Drabble, Margaret (1939-…), is an English novelist. She has become especially popular among women readers for her realistic portrayals of middle-class women struggling with the demands of careers, personal relationships, and other interests. Her best novels, particularly The Needle’s Eye (1972), contain detailed and perceptive analyses of dilemmas women face in the modern world.
Drabble’s early novels, such as A Summer Bird-Cage (1963) and The Garrick Year (1964), are almost autobiographical studies of conflicts young women experience in their careers, marriages, and family lives. Her later novels, such as The Realms of Gold (1975) and The Ice Age (1977), include a larger number of characters who represent a cross section of English society.

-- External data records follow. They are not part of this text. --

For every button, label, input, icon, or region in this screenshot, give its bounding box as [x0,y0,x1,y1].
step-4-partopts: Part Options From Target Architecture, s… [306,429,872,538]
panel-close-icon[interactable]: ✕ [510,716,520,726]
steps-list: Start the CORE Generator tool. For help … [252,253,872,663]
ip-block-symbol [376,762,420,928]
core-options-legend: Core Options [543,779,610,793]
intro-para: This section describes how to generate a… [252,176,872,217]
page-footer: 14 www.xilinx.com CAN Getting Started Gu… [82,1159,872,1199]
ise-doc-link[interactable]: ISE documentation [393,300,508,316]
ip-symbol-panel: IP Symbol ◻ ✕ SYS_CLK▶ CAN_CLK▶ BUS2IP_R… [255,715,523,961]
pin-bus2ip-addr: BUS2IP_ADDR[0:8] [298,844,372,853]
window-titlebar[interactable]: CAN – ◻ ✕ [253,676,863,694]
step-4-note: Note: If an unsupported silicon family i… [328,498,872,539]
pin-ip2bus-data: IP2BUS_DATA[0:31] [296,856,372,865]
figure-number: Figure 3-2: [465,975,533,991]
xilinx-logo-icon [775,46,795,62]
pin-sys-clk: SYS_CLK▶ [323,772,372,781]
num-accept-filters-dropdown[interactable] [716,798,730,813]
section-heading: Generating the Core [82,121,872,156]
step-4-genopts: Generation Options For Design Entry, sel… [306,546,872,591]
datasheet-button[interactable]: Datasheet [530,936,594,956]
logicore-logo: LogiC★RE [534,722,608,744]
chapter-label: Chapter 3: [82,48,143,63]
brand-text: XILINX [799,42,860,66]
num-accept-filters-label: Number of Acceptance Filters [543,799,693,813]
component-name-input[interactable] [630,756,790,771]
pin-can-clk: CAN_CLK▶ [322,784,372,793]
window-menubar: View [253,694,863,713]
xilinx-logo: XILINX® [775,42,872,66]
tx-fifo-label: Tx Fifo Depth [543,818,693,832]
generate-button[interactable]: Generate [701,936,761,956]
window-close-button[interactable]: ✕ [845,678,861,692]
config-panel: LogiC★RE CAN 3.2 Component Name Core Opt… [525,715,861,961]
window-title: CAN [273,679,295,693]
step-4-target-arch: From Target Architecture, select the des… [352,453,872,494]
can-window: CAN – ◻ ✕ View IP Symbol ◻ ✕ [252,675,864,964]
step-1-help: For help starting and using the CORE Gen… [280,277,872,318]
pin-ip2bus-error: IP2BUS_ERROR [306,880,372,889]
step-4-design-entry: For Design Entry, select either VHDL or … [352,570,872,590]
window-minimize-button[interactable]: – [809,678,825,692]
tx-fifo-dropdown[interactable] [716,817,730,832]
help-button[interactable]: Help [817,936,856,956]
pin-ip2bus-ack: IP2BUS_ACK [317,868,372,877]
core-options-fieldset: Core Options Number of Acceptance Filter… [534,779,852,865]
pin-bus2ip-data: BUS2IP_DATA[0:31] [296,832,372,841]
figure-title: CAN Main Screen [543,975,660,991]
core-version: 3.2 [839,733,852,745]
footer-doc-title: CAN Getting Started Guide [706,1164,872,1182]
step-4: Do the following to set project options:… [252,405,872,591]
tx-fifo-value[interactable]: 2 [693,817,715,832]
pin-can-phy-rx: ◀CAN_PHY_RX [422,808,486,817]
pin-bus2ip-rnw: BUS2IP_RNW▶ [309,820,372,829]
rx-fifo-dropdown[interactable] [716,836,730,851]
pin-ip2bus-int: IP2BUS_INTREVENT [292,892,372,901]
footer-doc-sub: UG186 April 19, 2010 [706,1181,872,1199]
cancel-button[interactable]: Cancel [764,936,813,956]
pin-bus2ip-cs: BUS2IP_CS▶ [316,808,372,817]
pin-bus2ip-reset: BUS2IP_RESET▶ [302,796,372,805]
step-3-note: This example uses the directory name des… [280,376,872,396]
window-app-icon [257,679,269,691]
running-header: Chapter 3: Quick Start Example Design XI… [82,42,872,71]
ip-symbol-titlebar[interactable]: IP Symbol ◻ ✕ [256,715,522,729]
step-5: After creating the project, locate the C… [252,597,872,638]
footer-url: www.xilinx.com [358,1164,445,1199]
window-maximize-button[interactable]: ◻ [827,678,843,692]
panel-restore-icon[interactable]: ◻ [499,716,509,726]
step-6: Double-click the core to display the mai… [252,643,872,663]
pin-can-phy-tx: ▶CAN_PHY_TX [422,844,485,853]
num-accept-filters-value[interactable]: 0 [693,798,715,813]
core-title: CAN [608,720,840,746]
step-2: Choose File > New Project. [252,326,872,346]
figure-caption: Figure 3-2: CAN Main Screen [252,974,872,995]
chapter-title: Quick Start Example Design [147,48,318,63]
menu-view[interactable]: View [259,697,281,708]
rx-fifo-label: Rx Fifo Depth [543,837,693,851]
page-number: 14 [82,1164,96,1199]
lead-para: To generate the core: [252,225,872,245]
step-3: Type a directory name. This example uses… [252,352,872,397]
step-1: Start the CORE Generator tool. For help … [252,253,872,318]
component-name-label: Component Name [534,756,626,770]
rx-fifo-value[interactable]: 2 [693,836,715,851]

In her later works, Drabble gave more emphasis to economic, political, and social concerns. In The Middle Ground (1980) and The Radiant Way (1987), she focuses on how social change influences her characters. A Natural Curiosity (1989) and The Gates of Ivory (1992), sequels to The Radiant Way, continue the social concern and characters of the earlier work. The Peppered Moth (2001) tells about several generations of an English family, focusing on a character based on Drabble’s mother. In The Seven Sisters (2002), a middle-aged Englishwoman reevaluates her life after the breakup of her marriage. The Red Queen (2004) centers on the memoirs of a Korean princess of the 1700’s and their impact on a female professor in modern England. The Sea Lady (2007) is a satirical novel about the accidental reunion of an aging marine biologist with a feminist professor to whom he was briefly married. The Dark Flood Rises (2016) follows a group of English men and women as they confront issues of aging and death. Fourteen of Drabble’s stories were published in A Day in the Life of a Smiling Woman (2011). Drabble has also written historical works, biographies, and literary criticism and was the editor of the fifth edition of The Oxford Companion to English Literature (1985). Drabble was born on June 5, 1939, in Sheffield.